A super class as I understand, is a parent of Number. But then, why cannot one do this?

import java.util.ArrayList;
import java.util.List;

public class Bewildered {
    static class A {}
    static class B extends A {}
    static class C extends B {}

    public static void main(String[] args) {
        List<? super B> listBs = new ArrayList<>();
        listBs.add(new A());
    }
}

compile error:

java: incompatible types: Bewildered.A cannot be converted to capture#1 of ? super Bewildered.B

Answer 1

Because you're thinking about what generics means in the wrong way.

List<? super B> does not mean: "A list that contains Bs or anything that is a supertype of B".

Because that would be utterly useless. Object is a supertype of B. All things are objects. So it's a list of absolutely anything, there's absolutely nothing useful about this list.

No, what List<? super B> means: There is a type. A specific type. It's just.. this code doesn't know what it is. We do know that it is either B or some supertype of B. (So, it's B, or A, or Object, we don't know. The caller picked one of these 3 types). This list is constrained; it cannot contain anything that is not this unknown type.

The point is, you can do this:

List<B> bees = new ArrayList<B>();
List<? super B> list = bees; // legal!
list.add(new A()); // um...
B bee = bees.get(0); // oh no!

See how this goes wrong? There's only one list here - bees and list are both just variables that refer to the exacrt same list.
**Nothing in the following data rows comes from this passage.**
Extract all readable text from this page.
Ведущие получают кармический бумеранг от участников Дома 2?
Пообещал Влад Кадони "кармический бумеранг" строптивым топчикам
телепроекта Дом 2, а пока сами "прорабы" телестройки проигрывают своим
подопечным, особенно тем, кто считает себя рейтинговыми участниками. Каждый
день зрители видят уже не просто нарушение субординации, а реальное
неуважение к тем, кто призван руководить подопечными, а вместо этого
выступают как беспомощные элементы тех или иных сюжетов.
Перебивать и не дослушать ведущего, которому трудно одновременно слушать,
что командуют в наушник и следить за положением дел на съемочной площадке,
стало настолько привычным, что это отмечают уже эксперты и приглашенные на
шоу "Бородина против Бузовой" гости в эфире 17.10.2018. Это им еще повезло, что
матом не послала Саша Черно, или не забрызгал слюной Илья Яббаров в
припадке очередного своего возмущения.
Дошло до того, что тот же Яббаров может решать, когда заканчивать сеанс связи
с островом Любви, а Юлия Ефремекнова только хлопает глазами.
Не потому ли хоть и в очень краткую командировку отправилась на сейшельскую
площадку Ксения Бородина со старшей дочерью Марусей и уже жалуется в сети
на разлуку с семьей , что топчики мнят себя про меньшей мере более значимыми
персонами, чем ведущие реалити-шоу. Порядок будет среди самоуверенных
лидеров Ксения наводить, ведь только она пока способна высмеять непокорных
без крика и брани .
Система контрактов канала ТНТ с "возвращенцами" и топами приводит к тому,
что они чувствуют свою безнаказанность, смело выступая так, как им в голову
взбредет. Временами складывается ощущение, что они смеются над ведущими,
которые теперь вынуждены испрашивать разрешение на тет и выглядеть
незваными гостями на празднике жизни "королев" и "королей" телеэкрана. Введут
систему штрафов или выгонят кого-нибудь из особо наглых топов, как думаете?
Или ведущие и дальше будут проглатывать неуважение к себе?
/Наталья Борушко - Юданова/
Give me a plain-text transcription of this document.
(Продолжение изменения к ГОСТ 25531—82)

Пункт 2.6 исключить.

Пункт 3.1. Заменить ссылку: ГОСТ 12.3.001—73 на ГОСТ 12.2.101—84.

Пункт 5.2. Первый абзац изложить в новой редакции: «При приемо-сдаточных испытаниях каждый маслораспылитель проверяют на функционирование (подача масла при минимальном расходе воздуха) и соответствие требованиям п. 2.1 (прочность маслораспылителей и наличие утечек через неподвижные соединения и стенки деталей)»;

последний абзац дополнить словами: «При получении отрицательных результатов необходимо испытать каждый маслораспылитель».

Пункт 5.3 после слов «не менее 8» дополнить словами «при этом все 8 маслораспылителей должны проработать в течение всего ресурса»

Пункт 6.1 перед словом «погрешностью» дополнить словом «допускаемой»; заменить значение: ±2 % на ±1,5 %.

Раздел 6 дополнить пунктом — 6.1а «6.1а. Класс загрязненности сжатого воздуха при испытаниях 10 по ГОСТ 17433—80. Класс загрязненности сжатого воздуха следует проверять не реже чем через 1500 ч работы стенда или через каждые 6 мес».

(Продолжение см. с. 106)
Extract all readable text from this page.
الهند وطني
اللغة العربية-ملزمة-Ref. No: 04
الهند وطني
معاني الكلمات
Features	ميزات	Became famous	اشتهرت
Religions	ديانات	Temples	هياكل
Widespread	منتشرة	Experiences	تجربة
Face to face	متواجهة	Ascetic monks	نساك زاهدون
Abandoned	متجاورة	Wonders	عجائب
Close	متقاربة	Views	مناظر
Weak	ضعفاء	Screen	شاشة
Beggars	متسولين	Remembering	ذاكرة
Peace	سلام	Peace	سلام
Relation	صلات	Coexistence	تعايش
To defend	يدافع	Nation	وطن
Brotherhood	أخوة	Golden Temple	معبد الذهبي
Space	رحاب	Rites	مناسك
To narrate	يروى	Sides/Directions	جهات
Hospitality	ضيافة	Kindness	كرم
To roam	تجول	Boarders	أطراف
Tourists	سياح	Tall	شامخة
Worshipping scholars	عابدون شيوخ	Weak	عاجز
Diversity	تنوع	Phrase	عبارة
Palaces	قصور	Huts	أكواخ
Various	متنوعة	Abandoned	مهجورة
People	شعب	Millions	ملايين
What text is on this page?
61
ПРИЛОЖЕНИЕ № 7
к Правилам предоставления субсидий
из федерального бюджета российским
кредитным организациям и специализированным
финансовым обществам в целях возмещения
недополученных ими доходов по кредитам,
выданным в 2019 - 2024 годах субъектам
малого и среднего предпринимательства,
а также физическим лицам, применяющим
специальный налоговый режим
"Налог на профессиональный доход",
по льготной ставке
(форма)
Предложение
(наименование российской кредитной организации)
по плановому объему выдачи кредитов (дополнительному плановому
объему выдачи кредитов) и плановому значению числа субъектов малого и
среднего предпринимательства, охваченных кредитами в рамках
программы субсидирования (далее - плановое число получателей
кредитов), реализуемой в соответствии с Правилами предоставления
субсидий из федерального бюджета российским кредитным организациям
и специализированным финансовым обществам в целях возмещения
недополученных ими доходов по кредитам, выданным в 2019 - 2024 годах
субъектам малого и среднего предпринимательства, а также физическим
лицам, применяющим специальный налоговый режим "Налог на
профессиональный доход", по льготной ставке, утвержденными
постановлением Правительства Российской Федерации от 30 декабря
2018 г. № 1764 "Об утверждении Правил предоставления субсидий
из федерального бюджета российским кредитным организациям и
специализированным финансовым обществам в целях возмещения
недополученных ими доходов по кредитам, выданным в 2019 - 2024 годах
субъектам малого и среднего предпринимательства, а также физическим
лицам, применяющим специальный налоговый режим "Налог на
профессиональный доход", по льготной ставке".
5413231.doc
So you if you call list.add, you're modifying the one list that both bees and list are pointing at, so you also add it to bees.

So what's the point of <? super B>?

You can call .add(new B()). Because that works for all legal choices. Whatever the caller picked - if they gave you a List<B>, it works. If it's a List<A>, works. List<Object>? Still acceptable.

No other types fit the bill for <? super B>, so we've exhausted the options: They all 'work out'.